The philosophy of the firm is central for Eric Jacobson, senior
principal at Morningstar. “Does the firm have an investment
culture or is it a business with a distribution arm selling
product?” Jacobson said. “Does the CEO allow investment managers
to make important decisions? If the CEO wants to launch a
product, will he or she defer if the chief investment officer
says it’s not the right time?”
How a fund presents itself is important for Andrew Daniels,
equity strategies director at Morningstar. “How a fund presents
its strategy says a lot about their culture,” according to
Daniels. “If they pitch aggressively, it can reflect poor
investment approaches. And being forthright when communicating is
very important, especially when things go wrong.”
Interviews
Perhaps surprisingly, Foos said that when she interviews a fund
manager, she’s not collecting information, but validating what
she already thinks she knows. “I’m looking for patterns,” she
said. “What is the story behind the numbers? Is the strategy
acting as expected? Who is making decisions? Is the fund
retaining talent? Are they collaborative?”
Temperament is key for Daniels in interviews. He likes to push
manager’s buttons by asking about poor performing stocks to see
how they respond. “There’s a fine line between confidence and
arrogance,” he said.
If a fund manager says they’re quality-oriented but some of their
portfolio picks don’t reflect that, Daniels said he will “press”
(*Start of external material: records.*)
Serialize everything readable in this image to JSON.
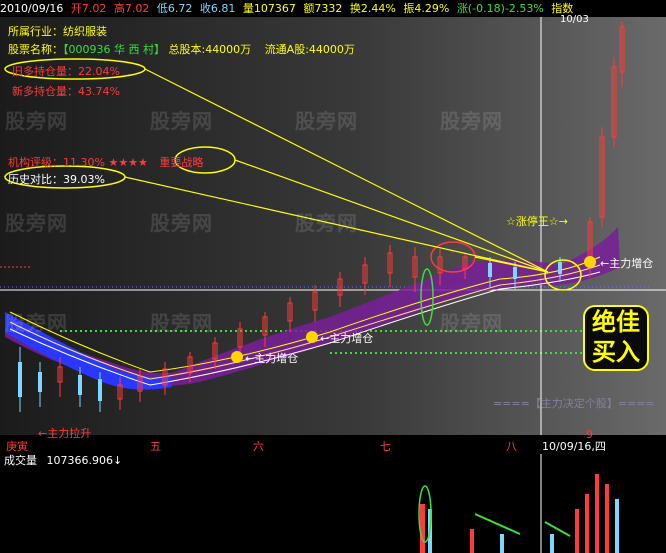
{
  "topbar": {
    "date": "2010/09/16",
    "open": "开7.02",
    "high": "高7.02",
    "low": "低6.72",
    "close": "收6.81",
    "volume": "量107367",
    "amount": "额7332",
    "turnover": "换2.44%",
    "amplitude": "振4.29%",
    "change": "涨(-0.18)-2.53%",
    "index_label": "指数",
    "crosshair_date": "10/03"
  },
  "info": {
    "industry_label": "所属行业：",
    "industry_value": "纺织服装",
    "stock_name_label": "股票名称：",
    "stock_code": "【000936 华 西 村】",
    "total_shares": "总股本:44000万",
    "float_shares": "流通A股:44000万",
    "old_holding": "旧多持仓量：22.04%",
    "new_holding": "新多持仓量：43.74%",
    "rating": "机构评级：11.30%",
    "rating_stars": "★★★★",
    "rating_tag": "重要战略",
    "history_compare": "历史对比：39.03%"
  },
  "annotations": {
    "limit_up_king": "☆涨停王☆→",
    "main_increase_1": "←主力增仓",
    "main_increase_2": "←主力增仓",
    "main_increase_3": "←主力增仓",
    "bottom_mark": "←主力拉升",
    "decide_stock": "====【主力决定个股】====",
    "best_buy_line1": "绝佳",
    "best_buy_line2": "买入"
  },
  "axis": {
    "label_1": "庚寅",
    "label_2": "五",
    "label_3": "六",
    "label_4": "七",
    "label_5": "八",
    "crosshair_label": "10/09/16,四",
    "label_6": "9"
  },
  "volume": {
    "label": "成交量",
    "value": "107366.906↓"
  },
  "watermark": {
    "text": "股旁网"
  },
  "colors": {
    "up": "#ff3b3b",
    "down": "#7fd7ff",
    "highlight": "#ffff00",
    "ma_green": "#38e038",
    "band_blue": "#2a38ff",
    "band_purple": "#7a1f9a"
  }
}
the manager about it in an interview to see how they respond.
“They may have a good reason or they may be stretching it,” he
said. “If there’s portfolio turnover, are they being too
short-term oriented? Have they broken their thesis for buying the
stock? Are they being stubborn? And if portfolio turnover is too
low, are they being too complacent?”
Red flags
Asked what raises concerns about fund managers, Jacobson said
he’s alarmed “if a manager is completely focused on their peer
group and why his fund is better than what other funds have
done.” He also finds it concerning when managers say what they’re
doing is unique, when it clearly isn’t. “It’s worrying,” Jacobson
said, “because they may be living in a bubble.”
A red flag for Foos is a mismatch between stated strategy and
performance. “If a manager says its selection but performance is
really driven by a sector or the market environment, we have to
dig deeper.”
Manager red flags for Jacobson include much higher performance
than a peer group, higher fee levels, which puts additional
pressure on managers to beat benchmarks, and not being aware of
what peers are doing. “They may still be using the same tools as
15 years ago,” he said.
All the Morningstar analysts said they’re using artificial
intelligence to help them identify patterns in funds they cover
and ask better questions. But in the end, Daniels said, “it’s
really a people assessment business.”